Since Illusionary Coins are Warband-transferable, the slightly unhinged strategy of running multiple characters through the queue and funneling coins to one character does technically work, but the coins-per-match rate is flat regardless of how many alts you rotate. All it does is compress the time window, not reduce the raw match count. You still have to play seventeen matches. The math is undefeated.
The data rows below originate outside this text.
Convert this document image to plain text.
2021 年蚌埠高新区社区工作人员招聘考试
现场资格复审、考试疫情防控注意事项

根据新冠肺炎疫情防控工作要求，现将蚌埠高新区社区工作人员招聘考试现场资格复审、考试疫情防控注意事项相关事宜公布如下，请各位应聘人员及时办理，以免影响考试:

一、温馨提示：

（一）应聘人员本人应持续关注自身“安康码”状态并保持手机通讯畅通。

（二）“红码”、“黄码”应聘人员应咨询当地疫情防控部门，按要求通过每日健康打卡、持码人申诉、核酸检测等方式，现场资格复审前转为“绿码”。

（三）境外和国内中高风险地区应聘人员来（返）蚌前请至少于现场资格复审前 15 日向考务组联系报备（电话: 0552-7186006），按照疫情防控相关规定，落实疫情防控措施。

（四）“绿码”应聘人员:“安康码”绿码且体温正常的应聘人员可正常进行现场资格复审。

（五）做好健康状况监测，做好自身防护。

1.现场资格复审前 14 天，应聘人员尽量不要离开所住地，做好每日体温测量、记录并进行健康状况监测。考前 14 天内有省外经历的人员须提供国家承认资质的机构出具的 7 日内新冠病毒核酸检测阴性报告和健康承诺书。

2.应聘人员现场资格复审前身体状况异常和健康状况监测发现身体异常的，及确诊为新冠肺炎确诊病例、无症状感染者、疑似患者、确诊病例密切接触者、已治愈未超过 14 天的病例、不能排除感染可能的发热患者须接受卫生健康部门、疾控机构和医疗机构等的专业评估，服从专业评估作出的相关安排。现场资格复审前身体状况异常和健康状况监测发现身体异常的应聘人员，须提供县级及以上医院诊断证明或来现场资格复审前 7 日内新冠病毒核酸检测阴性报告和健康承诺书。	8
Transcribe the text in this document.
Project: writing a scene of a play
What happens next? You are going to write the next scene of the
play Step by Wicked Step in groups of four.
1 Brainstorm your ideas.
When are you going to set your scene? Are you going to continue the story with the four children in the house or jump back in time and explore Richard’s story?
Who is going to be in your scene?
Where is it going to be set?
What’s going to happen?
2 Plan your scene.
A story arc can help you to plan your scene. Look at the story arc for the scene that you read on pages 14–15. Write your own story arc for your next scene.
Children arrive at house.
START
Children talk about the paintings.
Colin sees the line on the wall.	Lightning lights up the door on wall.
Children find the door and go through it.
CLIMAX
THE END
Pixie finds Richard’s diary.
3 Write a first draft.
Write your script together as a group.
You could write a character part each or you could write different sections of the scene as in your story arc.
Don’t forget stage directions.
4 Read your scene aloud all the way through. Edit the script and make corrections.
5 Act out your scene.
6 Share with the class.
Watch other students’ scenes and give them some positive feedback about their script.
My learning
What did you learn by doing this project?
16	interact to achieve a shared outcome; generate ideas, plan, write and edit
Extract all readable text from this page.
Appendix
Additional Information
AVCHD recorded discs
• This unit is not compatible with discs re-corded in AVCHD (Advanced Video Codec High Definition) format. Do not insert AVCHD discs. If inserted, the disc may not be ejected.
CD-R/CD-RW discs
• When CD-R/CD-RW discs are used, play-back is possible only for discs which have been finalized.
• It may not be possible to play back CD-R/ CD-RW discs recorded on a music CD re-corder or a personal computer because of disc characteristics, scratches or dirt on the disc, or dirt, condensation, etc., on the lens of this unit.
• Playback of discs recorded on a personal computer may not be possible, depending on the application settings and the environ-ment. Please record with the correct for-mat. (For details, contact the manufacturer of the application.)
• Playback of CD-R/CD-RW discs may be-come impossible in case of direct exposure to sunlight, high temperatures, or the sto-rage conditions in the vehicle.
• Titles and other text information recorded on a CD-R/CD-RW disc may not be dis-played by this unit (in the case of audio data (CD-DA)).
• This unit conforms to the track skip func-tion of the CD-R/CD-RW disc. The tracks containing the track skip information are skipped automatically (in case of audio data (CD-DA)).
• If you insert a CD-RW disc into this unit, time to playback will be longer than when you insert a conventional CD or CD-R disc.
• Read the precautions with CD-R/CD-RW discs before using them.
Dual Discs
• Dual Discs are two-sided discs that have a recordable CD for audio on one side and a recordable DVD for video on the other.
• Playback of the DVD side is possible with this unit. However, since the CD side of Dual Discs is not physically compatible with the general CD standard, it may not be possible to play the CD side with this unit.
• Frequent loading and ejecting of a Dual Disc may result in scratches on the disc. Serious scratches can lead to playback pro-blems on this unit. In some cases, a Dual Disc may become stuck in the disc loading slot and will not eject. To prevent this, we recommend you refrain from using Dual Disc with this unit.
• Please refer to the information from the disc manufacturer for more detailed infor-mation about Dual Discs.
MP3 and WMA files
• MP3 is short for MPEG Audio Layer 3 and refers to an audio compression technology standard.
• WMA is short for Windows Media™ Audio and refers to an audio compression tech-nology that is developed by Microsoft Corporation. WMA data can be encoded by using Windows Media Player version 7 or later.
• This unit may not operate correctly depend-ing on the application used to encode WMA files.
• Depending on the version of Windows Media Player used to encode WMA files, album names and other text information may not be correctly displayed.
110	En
Decor Duel ships with nine achievements, capped by the meta-achievement Disguised to the Nines which requires you to complete all of them. If you are the kind of person who reads an achievement list and immediately begins planning how to complete all of them in the most efficient way possible, you are also the kind of person who will spend an extra three weeks in Falconwing Square after the novelty has evaporated. You know who you are.
|
Achievement Name |
Requirement |
|
Disguised to the Nines |
Complete all Decor Duel achievements. |
|
The Whole Kit and Caboodle |
Acquire access to all Kits and Kit Upgrades. |
|
T-A-G That Spells "Gotcha!" |
Successfully tag opposing players as a Spellbreaker. |
|
Tagged and Bagged |
Successfully tag opposing players as an Arcane Ranger. |
|
Now You Don't See Me... |
Don't get tagged in the first minute of Decor Duel, three times. |
|
Deployed to the Void |
Successfully tag opposing players as a Nullifier. |
|
It's Cold Here in This Shadow |
Hide and stay unfound for ninety consecutive seconds. |
|
Hide and Peekless |
Be the last untagged hider on your team. |
|
Null and Avoided |
Lose the Found status without being tagged. |
|
You're It |
Win a round as a Seeker with all hiders tagged within two minutes. |
Open Group Finder (I), go to the PvP tab, select Quick Match, and find Decor Duel. Solo or up to five players together.
Between 30 and 35 coins per completed match, depending on performance. Additional coins come from associated event quests.
The mount costs 600 coins. At 30–35 coins per match, expect roughly seventeen to twenty completed games minimum.
The winner is determined by total combined hide time across both teams' hiding rounds. Higher cumulative hide time wins the match.
Illusionary Coins are Warband-transferable, meaning you can move them between characters on the same account to consolidate progress.